Everywhere you look nowadays it seems everyone has a camera. Phone cameras, iPad cameras, helmet cameras, drones with cameras, and the list goes on. These cameras are also getting better and better with more megapixels, resolution, and ease of use. We also have one click photo filters and easy to use editing software available. As of this writing there are over 200,000 images uploaded to Facebook and over 27,800 to Instagram every minute. Every MINUTE. So try to imagine how many images get posted in a single day on the internet. It’s mind blowing to say the least. It’s also a sobering fact if you’re trying to get noticed.
Photography is now, and has been for some time, in the hands of the masses. While I don’t think that an iPhone camera will replace a DSLR anytime soon, it has now become easier than ever for anyone to jump into the field. It also means that we are now inundated with images across the internet from the good to the bad and everything in between. So how does one stand out from the pack in an exponentially growing sea of images? Technical details aside, photographs that tell a story will always stand out from the rest no matter what kind of camera was used. If all you have is a phone camera then use it! When I first started out I was taking stills with my video camera. Some of those images are still in my portfolio and I’ve even sold a few. This week’s blog isn’t about technical specs it’s about telling a story with your photos and you can do that no matter what equipment you have. Trust me, there are many people out there with expensive cameras and lenses that don’t produce good images.
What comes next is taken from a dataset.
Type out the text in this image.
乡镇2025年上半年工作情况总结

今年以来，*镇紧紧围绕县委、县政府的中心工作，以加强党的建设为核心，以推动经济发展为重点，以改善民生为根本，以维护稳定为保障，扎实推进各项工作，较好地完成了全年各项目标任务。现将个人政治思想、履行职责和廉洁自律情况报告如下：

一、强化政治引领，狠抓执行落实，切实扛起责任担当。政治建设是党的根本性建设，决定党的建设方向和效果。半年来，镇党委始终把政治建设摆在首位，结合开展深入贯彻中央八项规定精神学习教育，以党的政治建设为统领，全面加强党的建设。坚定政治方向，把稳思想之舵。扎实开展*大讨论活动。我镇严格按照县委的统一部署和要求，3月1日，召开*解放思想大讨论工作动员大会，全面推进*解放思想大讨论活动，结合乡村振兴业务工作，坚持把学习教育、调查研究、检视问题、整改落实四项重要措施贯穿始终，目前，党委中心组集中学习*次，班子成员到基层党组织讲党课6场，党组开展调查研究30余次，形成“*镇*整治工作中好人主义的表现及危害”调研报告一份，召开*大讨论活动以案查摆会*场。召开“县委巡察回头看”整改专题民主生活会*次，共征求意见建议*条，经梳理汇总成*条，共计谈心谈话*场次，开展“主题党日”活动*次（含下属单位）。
I can’t tell you how to tell a story with your photos, that is something that comes from within. But you know it when you see it. A good start is to pick your favourite photography topic such as landscapes or wildlife and do an internet image search. Start browsing through the photos. Make note of the ones that made you stop and the ones that made you click to see more. Also make note of the ones you passed by without looking. Then ask yourself what did those images have that made you stop as opposed to the ones you passed over. Was it the vibrant colors of a sunset? Was it the subject? The composition? A look of deep thought in the eyes of a gorilla? The eerily intelligent and predatory stare of a crocodile? All of the above? Some of the above? There’s a certain undefinable something that these images have that draws you in and keeps you there. These are the kind of images you need to create in order to stand out from the pack. Images that make people stop and look. But don’t ever copy. You need to discover your own style. It may seem like a long journey (and it is) but finding your voice as a photographer is a rewarding journey that never ends.
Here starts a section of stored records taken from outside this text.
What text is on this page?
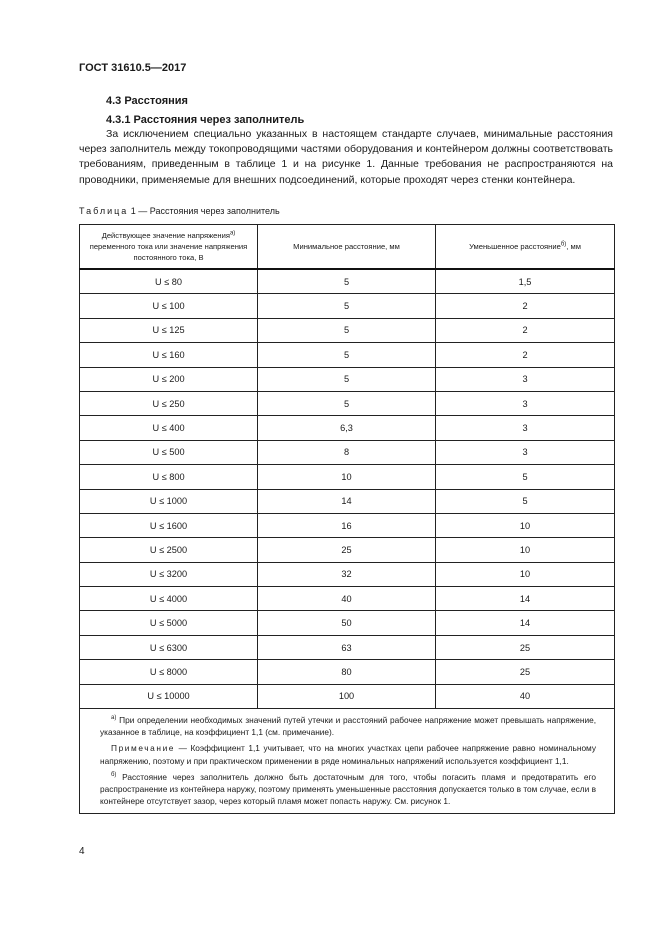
ГОСТ 31610.5—2017
4.3 Расстояния
4.3.1 Расстояния через заполнитель
За исключением специально указанных в настоящем стандарте случаев, минимальные расстояния через заполнитель между токопроводящими частями оборудования и контейнером должны соответствовать требованиям, приведенным в таблице 1 и на рисунке 1. Данные требования не распространяются на проводники, применяемые для внешних подсоединений, которые проходят через стенки контейнера.
Таблица 1 — Расстояния через заполнитель
Действующее значение напряжения$^{а)}$ переменного тока или значение напряжения постоянного тока, В	Минимальное расстояние, мм	Уменьшенное расстояние$^{б)}$, мм
U ≤ 80	5	1,5
U ≤ 100	5	2
U ≤ 125	5	2
U ≤ 160	5	2
U ≤ 200	5	3
U ≤ 250	5	3
U ≤ 400	6,3	3
U ≤ 500	8	3
U ≤ 800	10	5
U ≤ 1000	14	5
U ≤ 1600	16	10
U ≤ 2500	25	10
U ≤ 3200	32	10
U ≤ 4000	40	14
U ≤ 5000	50	14
U ≤ 6300	63	25
U ≤ 8000	80	25
U ≤ 10000	100	40

$^{а)}$ При определении необходимых значений путей утечки и расстояний рабочее напряжение может превышать напряжение, указанное в таблице, на коэффициент 1,1 (см. примечание).

Примечание — Коэффициент 1,1 учитывает, что на многих участках цепи рабочее напряжение равно номинальному напряжению, поэтому и при практическом применении в ряде номинальных напряжений используется коэффициент 1,1.

$^{б)}$ Расстояние через заполнитель должно быть достаточным для того, чтобы погасить пламя и предотвратить его распространение из контейнера наружу, поэтому применять уменьшенные расстояния допускается только в том случае, если в контейнере отсутствует зазор, через который пламя может попасть наружу. См. рисунок 1.		

4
As I go through my images from a shoot I am looking for a few things. Composition, lighting, and the technical quality of a photo are essential ingredients but I look even further. Does the photo tell a story? Will it elicit an emotional response? Does it draw the viewer in? What do I want to say with this? Is it interesting? Many times with landscape photography the shot has been well prepared in advance so I ask myself those questions long before I ever press the shutter release. When it comes to wildlife photography I try to capture moments or behaviour that are interesting or compelling in some way. Storytelling is an art but once you start to recognise what it is that draws you in to a photograph it becomes easier to notice those moments when you’re out in the field and start creating compelling photos of your own. Another idea is to think outside of the box and be open to experimentation and perhaps try out new techniques that not everybody else is doing. They may work out or they may not, but you may just discover a great technique that can add to your “toolbox”. As the Weather Channel app says “It’s amazing out there” so get out there and start taking great photos!